4. How MAPS Uses Avro Schemas

At runtime, MAPS:

  1. Resolves the SchemaConfig by topic via matchExpression / bindings.
  2. Loads the Avro JSON schema from schema.
  3. Uses the Avro schema to decode binary Avro payloads into a Typed Event:
    • field names and types come from the Avro schema
    • logical types (like timestamps) are normalised internally
  4. The Typed Event flows through:
    • filtering
    • transformations
    • statistics
    • format conversion (e.g. Avro → JSON / Protobuf / CBC)

Schema evolution rules defined at the Avro level (e.g. added fields with defaults) are respected when decoding.

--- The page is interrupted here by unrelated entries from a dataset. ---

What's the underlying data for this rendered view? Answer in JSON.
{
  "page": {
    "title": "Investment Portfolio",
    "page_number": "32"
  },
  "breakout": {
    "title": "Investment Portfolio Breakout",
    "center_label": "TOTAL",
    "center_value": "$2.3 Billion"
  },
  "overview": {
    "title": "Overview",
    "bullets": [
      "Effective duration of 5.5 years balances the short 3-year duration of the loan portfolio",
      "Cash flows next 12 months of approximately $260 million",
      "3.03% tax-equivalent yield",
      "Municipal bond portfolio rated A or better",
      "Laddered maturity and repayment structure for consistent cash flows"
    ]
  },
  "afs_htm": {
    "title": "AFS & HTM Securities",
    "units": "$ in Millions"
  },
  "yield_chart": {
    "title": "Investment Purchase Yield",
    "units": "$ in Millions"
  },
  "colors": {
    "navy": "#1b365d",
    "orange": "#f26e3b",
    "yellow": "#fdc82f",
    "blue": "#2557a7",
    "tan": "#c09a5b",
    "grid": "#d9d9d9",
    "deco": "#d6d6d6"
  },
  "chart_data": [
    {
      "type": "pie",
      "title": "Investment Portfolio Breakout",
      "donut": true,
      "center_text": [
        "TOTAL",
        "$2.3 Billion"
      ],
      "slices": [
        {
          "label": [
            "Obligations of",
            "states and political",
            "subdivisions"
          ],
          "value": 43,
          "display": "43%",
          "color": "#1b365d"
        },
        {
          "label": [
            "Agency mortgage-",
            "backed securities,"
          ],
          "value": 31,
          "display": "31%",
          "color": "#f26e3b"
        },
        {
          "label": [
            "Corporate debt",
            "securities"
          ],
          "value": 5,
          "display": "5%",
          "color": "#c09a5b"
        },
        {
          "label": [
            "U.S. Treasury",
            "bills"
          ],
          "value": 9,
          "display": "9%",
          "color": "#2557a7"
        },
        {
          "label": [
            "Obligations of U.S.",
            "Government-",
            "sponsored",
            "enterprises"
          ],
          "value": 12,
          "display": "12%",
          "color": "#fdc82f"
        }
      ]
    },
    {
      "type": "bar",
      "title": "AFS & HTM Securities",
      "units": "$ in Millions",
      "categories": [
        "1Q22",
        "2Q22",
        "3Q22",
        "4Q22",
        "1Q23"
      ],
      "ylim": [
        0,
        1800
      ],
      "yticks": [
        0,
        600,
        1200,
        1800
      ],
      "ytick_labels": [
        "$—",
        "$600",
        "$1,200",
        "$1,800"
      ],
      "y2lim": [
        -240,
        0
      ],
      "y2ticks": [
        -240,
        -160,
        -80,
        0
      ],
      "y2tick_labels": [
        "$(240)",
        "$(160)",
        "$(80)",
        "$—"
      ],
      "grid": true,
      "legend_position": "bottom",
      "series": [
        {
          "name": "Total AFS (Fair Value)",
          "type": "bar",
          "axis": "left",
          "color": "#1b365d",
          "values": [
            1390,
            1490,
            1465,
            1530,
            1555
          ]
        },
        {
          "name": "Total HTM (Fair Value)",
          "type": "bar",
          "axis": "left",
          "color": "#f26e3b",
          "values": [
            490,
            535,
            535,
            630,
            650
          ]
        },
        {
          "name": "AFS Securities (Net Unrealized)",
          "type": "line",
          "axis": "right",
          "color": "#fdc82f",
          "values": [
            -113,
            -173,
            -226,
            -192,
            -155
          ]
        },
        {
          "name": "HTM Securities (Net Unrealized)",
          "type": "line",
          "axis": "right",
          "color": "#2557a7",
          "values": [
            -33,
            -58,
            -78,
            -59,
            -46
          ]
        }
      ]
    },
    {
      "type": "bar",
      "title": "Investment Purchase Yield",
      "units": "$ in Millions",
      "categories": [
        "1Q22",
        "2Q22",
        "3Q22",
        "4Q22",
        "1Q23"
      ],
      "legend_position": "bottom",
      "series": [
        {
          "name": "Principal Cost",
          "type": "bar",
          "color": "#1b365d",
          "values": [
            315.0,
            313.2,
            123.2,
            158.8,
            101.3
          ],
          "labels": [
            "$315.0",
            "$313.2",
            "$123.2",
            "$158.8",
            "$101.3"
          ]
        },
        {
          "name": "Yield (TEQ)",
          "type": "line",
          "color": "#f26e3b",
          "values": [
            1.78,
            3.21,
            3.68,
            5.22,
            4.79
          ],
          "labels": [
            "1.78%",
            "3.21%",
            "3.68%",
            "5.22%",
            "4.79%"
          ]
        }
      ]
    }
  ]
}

5. Warnings & Best Practices

  • Keep namespace stable; it forms part of the Avro type identity.
  • Prefer double for sensor telemetry to avoid unnecessary rounding artefacts.
  • Use Avro logical types where appropriate:
    • timestamp-millis / timestamp-micros for event time
    • date for date-only values
  • When changing schemas:
    • add fields with sensible defaults
    • avoid incompatible type changes
    • use aliases when renaming fields
  • Only use schemaBase64 for Avro if you truly need to store a compiled/binary representation; otherwise keep the canonical form as Avro JSON in schema.